Dr. Tononi’s main contribution in the study of sleep has been the development of a comprehensive hypothesis about the function of sleep, the synaptic homeostasis hypothesis. According to the hypothesis, sleep serves to renormalize synaptic strength, counterbalancing a net increase of synaptic strength due to plasticity during wakefulness. On the basis of the synaptic homeostasis hypothesis, Dr. Tononi and his long-term collaborator Dr. Chiara Cirelli have shown (using molecular and electrophysiological markers in both invertebrates, rodents, and humans) that synaptic strength does in fact increase during wake and decrease during sleep in much of the brain. Moreover, using a combination of genetic, molecular, and electrophysiological approaches, they have found that sleep need is increased by the amount of plastic changes during wake and that sleep can be induced on a local basis by learning and plasticity. Studies in humans also show that sleep slow waves are important for brain restoration and performance enhancements, with implications for the understanding of sleep disorders (e.g., parasomnias), the neurobiology of mood disorders, and the beneficial effects of sleep deprivation on depression. Dr. Tononi’s laboratory has also demonstrated that patients with schizophrenia show a characteristic reduction of sleep spindles—a hallmark of the sleep EEG—pointing to an impairment of a specific region of the thalamus that could account for many of the symptoms.

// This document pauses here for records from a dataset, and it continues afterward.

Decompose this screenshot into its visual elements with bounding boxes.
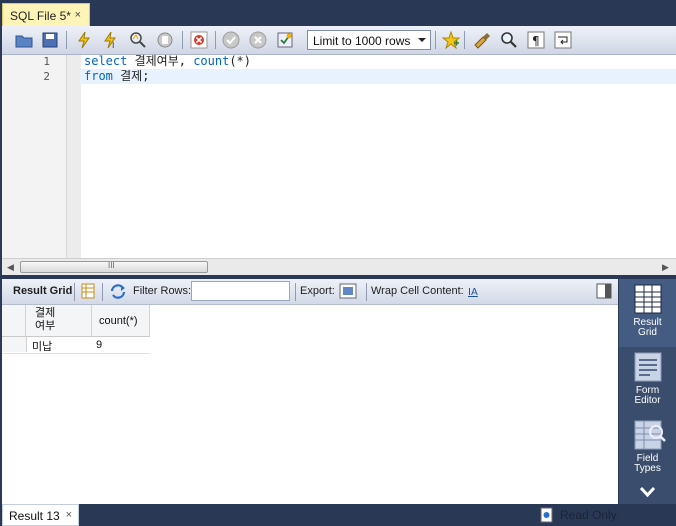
side-field-types-button[interactable]: Field Types bbox=[619, 415, 676, 483]
scroll-thumb[interactable]: III bbox=[20, 261, 208, 273]
invisible-chars-icon[interactable]: ¶ bbox=[526, 30, 546, 50]
info-icon bbox=[540, 507, 553, 526]
toolbar-separator bbox=[215, 31, 216, 49]
svg-text:IA: IA bbox=[468, 287, 478, 298]
save-icon[interactable] bbox=[40, 30, 60, 50]
column-header-label: 결제 여부 bbox=[35, 307, 56, 332]
limit-rows-select[interactable]: Limit to 1000 rows bbox=[307, 30, 431, 50]
tab-close-icon[interactable]: × bbox=[75, 9, 81, 21]
side-result-grid-button[interactable]: Result Grid bbox=[619, 279, 676, 347]
code-text: 결제여부, bbox=[127, 54, 194, 68]
result-tab-label: Result 13 bbox=[9, 509, 60, 523]
wrap-cell-label: Wrap Cell Content: bbox=[371, 285, 464, 297]
execute-icon[interactable] bbox=[74, 30, 94, 50]
open-folder-icon[interactable] bbox=[14, 30, 34, 50]
toolbar-separator bbox=[74, 283, 75, 301]
code-line-2: from 결제; bbox=[84, 69, 149, 84]
editor-toolbar: I Limit to 1000 rows ¶ bbox=[2, 26, 676, 55]
row-header[interactable] bbox=[2, 337, 27, 352]
limit-rows-value: Limit to 1000 rows bbox=[313, 34, 411, 48]
explain-icon[interactable] bbox=[128, 30, 148, 50]
tab-sql-file[interactable]: SQL File 5* × bbox=[2, 3, 90, 26]
sql-editor[interactable]: 1 2 select 결제여부, count(*) from 결제; bbox=[2, 54, 676, 258]
editor-tab-strip: SQL File 5* × bbox=[0, 0, 676, 26]
close-icon[interactable]: × bbox=[66, 509, 72, 521]
chevron-down-icon[interactable] bbox=[639, 485, 656, 499]
export-label: Export: bbox=[300, 285, 335, 297]
chevron-down-icon bbox=[418, 38, 426, 42]
toolbar-separator bbox=[66, 31, 67, 49]
field-types-icon bbox=[634, 420, 666, 450]
row-header-corner bbox=[2, 305, 26, 337]
export-icon[interactable] bbox=[339, 283, 357, 302]
scroll-right-icon[interactable]: ▶ bbox=[662, 262, 669, 273]
toolbar-separator bbox=[102, 283, 103, 301]
fold-margin bbox=[66, 55, 81, 258]
bookmark-star-icon[interactable] bbox=[441, 30, 461, 50]
execute-current-icon[interactable]: I bbox=[101, 30, 121, 50]
autocommit-icon[interactable] bbox=[275, 30, 295, 50]
grid-icon bbox=[634, 284, 662, 314]
beautify-icon[interactable] bbox=[472, 30, 492, 50]
toolbar-separator bbox=[366, 283, 367, 301]
column-header[interactable]: 결제 여부 bbox=[26, 305, 92, 337]
side-form-editor-button[interactable]: Form Editor bbox=[619, 347, 676, 415]
toolbar-separator bbox=[464, 31, 465, 49]
keyword: from bbox=[84, 69, 113, 83]
line-number: 1 bbox=[43, 55, 50, 68]
svg-text:¶: ¶ bbox=[532, 34, 540, 48]
code-text: 결제; bbox=[112, 69, 150, 83]
line-number-gutter: 1 2 bbox=[2, 55, 66, 258]
side-item-label: Form Editor bbox=[634, 385, 661, 406]
toolbar-separator bbox=[295, 283, 296, 301]
result-grid-label: Result Grid bbox=[13, 285, 73, 297]
tab-result-13[interactable]: Result 13 × bbox=[2, 504, 79, 526]
svg-text:I: I bbox=[112, 41, 114, 49]
filter-rows-input[interactable] bbox=[191, 281, 290, 301]
side-item-label: Result Grid bbox=[633, 317, 662, 338]
form-icon bbox=[634, 352, 662, 382]
current-line-highlight bbox=[80, 69, 676, 84]
read-only-label: Read Only bbox=[560, 508, 617, 522]
toolbar-separator bbox=[182, 31, 183, 49]
wrap-cell-icon[interactable]: IA bbox=[467, 283, 481, 302]
keyword: select bbox=[84, 54, 128, 68]
table-row[interactable]: 미납 9 bbox=[2, 337, 150, 354]
result-tab-bar: Result 13 × Read Only bbox=[0, 504, 676, 526]
side-item-label: Field Types bbox=[634, 453, 661, 474]
toolbar-separator bbox=[435, 31, 436, 49]
code-line-1: select 결제여부, count(*) bbox=[84, 54, 251, 69]
code-text: (*) bbox=[229, 54, 252, 68]
table-cell[interactable]: 미납 bbox=[32, 338, 52, 354]
result-grid[interactable]: 결제 여부 count(*) 미납 9 bbox=[2, 305, 618, 504]
keyword: count bbox=[193, 54, 230, 68]
commit-icon[interactable] bbox=[221, 30, 241, 50]
toggle-error-icon[interactable] bbox=[189, 30, 209, 50]
column-header[interactable]: count(*) bbox=[92, 305, 150, 337]
scroll-left-icon[interactable]: ◀ bbox=[7, 262, 14, 273]
stop-icon[interactable] bbox=[155, 30, 175, 50]
wrap-icon[interactable] bbox=[553, 30, 573, 50]
toggle-panel-icon[interactable] bbox=[596, 283, 612, 302]
find-icon[interactable] bbox=[499, 30, 519, 50]
filter-rows-label: Filter Rows: bbox=[133, 285, 192, 297]
scroll-grip: III bbox=[108, 261, 115, 270]
table-cell[interactable]: 9 bbox=[96, 339, 102, 351]
editor-horizontal-scrollbar[interactable]: ◀ III ▶ bbox=[2, 258, 676, 275]
line-number: 2 bbox=[43, 70, 50, 83]
result-side-panel: Result Grid Form Editor Field Types bbox=[619, 279, 676, 504]
result-toolbar: Result Grid Filter Rows: Export: Wrap Ce… bbox=[2, 279, 618, 305]
grid-layout-icon[interactable] bbox=[81, 283, 95, 302]
tab-title: SQL File 5* bbox=[10, 9, 71, 23]
refresh-icon[interactable] bbox=[109, 283, 127, 302]
rollback-icon[interactable] bbox=[248, 30, 268, 50]
column-header-label: count(*) bbox=[99, 315, 138, 327]
row-marker bbox=[5, 340, 10, 348]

Dr. Tononi’s main contribution in the study of consciousness has been the development of the integrated information theory. This is a comprehensive theory of what consciousness is, what determines its quantity and quality, and how it emerges from causal structures such as neural networks. The theory provides a parsimonious account of many neuropsychological observations, among them why certain parts of the brain give rise to experience and others do not, why consciousness vanishes during slow wave sleep and seizures despite continuing neural activity, and how unconscious processes interact with conscious ones. The theory has implications for the unfolding of consciousness across development and phylogeny, and predicts which ingredients are necessary and sufficient to construct sentient machines.

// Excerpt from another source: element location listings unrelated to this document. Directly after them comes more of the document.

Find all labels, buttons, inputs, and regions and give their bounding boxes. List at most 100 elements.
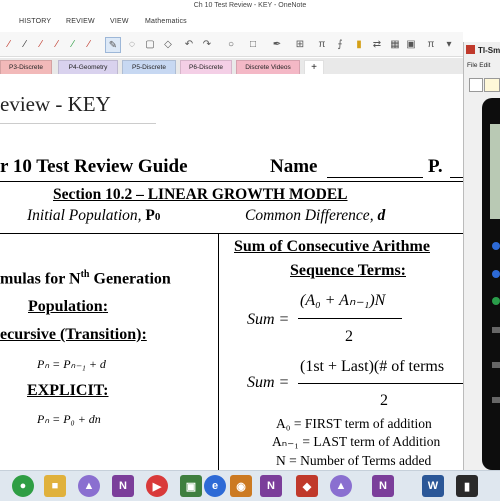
- population-subscript: 0: [154, 211, 161, 223]
- square-shape-icon[interactable]: □: [246, 37, 260, 51]
- calc-button-gray-2[interactable]: [492, 362, 500, 368]
- taskbar: ● ■ ▲ N ▶ ▣ e ◉ N ◆ ▲ N W ▮: [0, 470, 500, 501]
- ti-toolbar-icon-2[interactable]: [484, 78, 500, 92]
- pi-2-icon[interactable]: π: [424, 37, 438, 51]
- table-rule-top: [0, 181, 463, 182]
- population-heading: Population:: [28, 298, 109, 315]
- circle-shape-icon[interactable]: ○: [224, 37, 238, 51]
- pi-icon[interactable]: π: [315, 37, 329, 51]
- ti-window-title: TI-Sm: [478, 46, 500, 55]
- sum-label-2: Sum =: [247, 374, 290, 391]
- explorer-icon[interactable]: e: [204, 475, 226, 497]
- calc-button-blue[interactable]: [492, 242, 500, 250]
- chrome-icon[interactable]: ●: [12, 475, 34, 497]
- move-icon[interactable]: ⇄: [370, 37, 384, 51]
- page-title[interactable]: eview - KEY: [0, 92, 111, 117]
- toolbar: ∕ ∕ ∕ ∕ ∕ ∕ ✎ ◌ ▢ ◇ ↶ ↷ ○ □ ✒ ⊞ π ⨍ ▮ ⇄ …: [0, 32, 463, 57]
- pen-red-icon[interactable]: ∕: [2, 37, 16, 51]
- add-section-button[interactable]: +: [304, 60, 324, 74]
- tab-p5-discrete[interactable]: P5-Discrete: [122, 60, 176, 74]
- explicit-formula: Pₙ = P₀ + dn: [37, 412, 101, 426]
- explicit-heading: EXPLICIT:: [27, 382, 109, 399]
- definition-first-term: A₀ = FIRST term of addition: [276, 416, 432, 431]
- pen-green-icon[interactable]: ∕: [66, 37, 80, 51]
- table-rule-middle: [0, 233, 463, 234]
- onenote-icon[interactable]: N: [112, 475, 134, 497]
- note-page: eview - KEY r 10 Test Review Guide Name …: [0, 76, 463, 470]
- ti-smartview-window[interactable]: TI-Sm File Edit: [463, 42, 500, 470]
- pen-red-4-icon[interactable]: ∕: [82, 37, 96, 51]
- formula2-numerator: (1st + Last)(# of terms: [300, 358, 445, 375]
- calc-button-gray[interactable]: [492, 327, 500, 333]
- calc-button-blue-2[interactable]: [492, 270, 500, 278]
- formula1-denominator: 2: [345, 328, 353, 345]
- title-bar: Ch 10 Test Review - KEY - OneNote: [0, 0, 500, 14]
- shape-icon[interactable]: ◇: [161, 37, 175, 51]
- geogebra-icon-2[interactable]: ▲: [330, 475, 352, 497]
- calc-button-gray-3[interactable]: [492, 397, 500, 403]
- section-title: Section 10.2 – LINEAR GROWTH MODEL: [53, 186, 348, 203]
- grid-icon[interactable]: ▦: [388, 37, 402, 51]
- formula1-fraction-bar: [298, 318, 402, 319]
- common-difference-label: Common Difference, d: [245, 207, 386, 224]
- tab-discrete-videos[interactable]: Discrete Videos: [236, 60, 300, 74]
- recursive-formula: Pₙ = Pₙ₋₁ + d: [37, 357, 106, 371]
- highlight-ink-icon[interactable]: ▮: [352, 37, 366, 51]
- media-icon[interactable]: ▶: [146, 475, 168, 497]
- pen-red-2-icon[interactable]: ∕: [34, 37, 48, 51]
- column-divider: [218, 234, 219, 470]
- grid-2-icon[interactable]: ▣: [404, 37, 418, 51]
- recursive-heading: ecursive (Transition):: [0, 326, 147, 343]
- highlighter-icon[interactable]: ✎: [105, 37, 121, 53]
- folder-icon[interactable]: ■: [44, 475, 66, 497]
- initial-population-label: Initial Population, P0: [27, 207, 161, 224]
- word-icon[interactable]: W: [422, 475, 444, 497]
- undo-icon[interactable]: ↶: [182, 37, 196, 51]
- population-symbol: P: [145, 207, 155, 224]
- menu-history[interactable]: HISTORY: [19, 18, 51, 25]
- more-icon[interactable]: ▾: [442, 37, 456, 51]
- ti-menu[interactable]: File Edit: [467, 62, 490, 69]
- redo-icon[interactable]: ↷: [200, 37, 214, 51]
- calc-button-green[interactable]: [492, 297, 500, 305]
- menu-review[interactable]: REVIEW: [66, 18, 95, 25]
- definition-last-term: Aₙ₋₁ = LAST term of Addition: [272, 434, 441, 449]
- definition-number-of-terms: N = Number of Terms added: [276, 453, 432, 468]
- name-label: Name: [270, 156, 318, 177]
- ribbon-menu: HISTORY REVIEW VIEW Mathematics: [0, 14, 463, 33]
- window-title: Ch 10 Test Review - KEY - OneNote: [193, 2, 307, 9]
- ti-toolbar-icon[interactable]: [469, 78, 483, 92]
- menu-view[interactable]: VIEW: [110, 18, 129, 25]
- ti-icon[interactable]: ◆: [296, 475, 318, 497]
- tab-p6-discrete[interactable]: P6-Discrete: [180, 60, 232, 74]
- formula2-fraction-bar: [298, 383, 463, 384]
- menu-mathematics[interactable]: Mathematics: [145, 18, 187, 25]
- app-icon[interactable]: ◉: [230, 475, 252, 497]
- period-blank-line: [450, 177, 463, 178]
- formulas-heading: mulas for Nth Generation: [0, 269, 171, 288]
- function-icon[interactable]: ⨍: [333, 37, 347, 51]
- pen-red-3-icon[interactable]: ∕: [50, 37, 64, 51]
- tab-p4-geometry[interactable]: P4-Geometry: [58, 60, 118, 74]
- lasso-icon[interactable]: ◌: [125, 37, 139, 51]
- period-label: P.: [428, 156, 443, 177]
- onenote-icon-2[interactable]: N: [260, 475, 282, 497]
- calculator-icon[interactable]: ▣: [180, 475, 202, 497]
- ink-icon[interactable]: ✒: [270, 37, 284, 51]
- name-blank-line: [327, 177, 423, 178]
- formula2-denominator: 2: [380, 392, 388, 409]
- onenote-icon-3[interactable]: N: [372, 475, 394, 497]
- difference-symbol: d: [377, 207, 386, 224]
- tab-p3-discrete[interactable]: P3-Discrete: [0, 60, 52, 74]
- ti-icon-2[interactable]: ▮: [456, 475, 478, 497]
- sum-heading-line2: Sequence Terms:: [290, 262, 406, 279]
- section-tabs: P3-Discrete P4-Geometry P5-Discrete P6-D…: [0, 58, 463, 74]
- insert-icon[interactable]: ⊞: [293, 37, 307, 51]
- calculator-screen[interactable]: [490, 124, 500, 219]
- title-underline: [0, 123, 156, 124]
- geogebra-icon[interactable]: ▲: [78, 475, 100, 497]
- doc-heading: r 10 Test Review Guide: [0, 156, 188, 177]
- pen-black-icon[interactable]: ∕: [18, 37, 32, 51]
- eraser-icon[interactable]: ▢: [143, 37, 157, 51]
- menu-item-blank[interactable]: [0, 18, 2, 25]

On the basis of the integrated information theory, Dr. Tononi and collaborators have:
- developed theoretical approaches aimed at defining and measuring the quantity and quality of information integration;
- constructed large-scale computer models based on the anatomy and physiology of the thalamocortical system to study the mechanisms of information integration;
- addressed the problem of how the activities of functionally specialized areas of the brain can be integrated to give rise to a unified conscious experience; and
- pioneered experimental approaches aimed at characterizing the neural substrate of conscious experience by using neuroimaging and transcranial magnetic stimulation.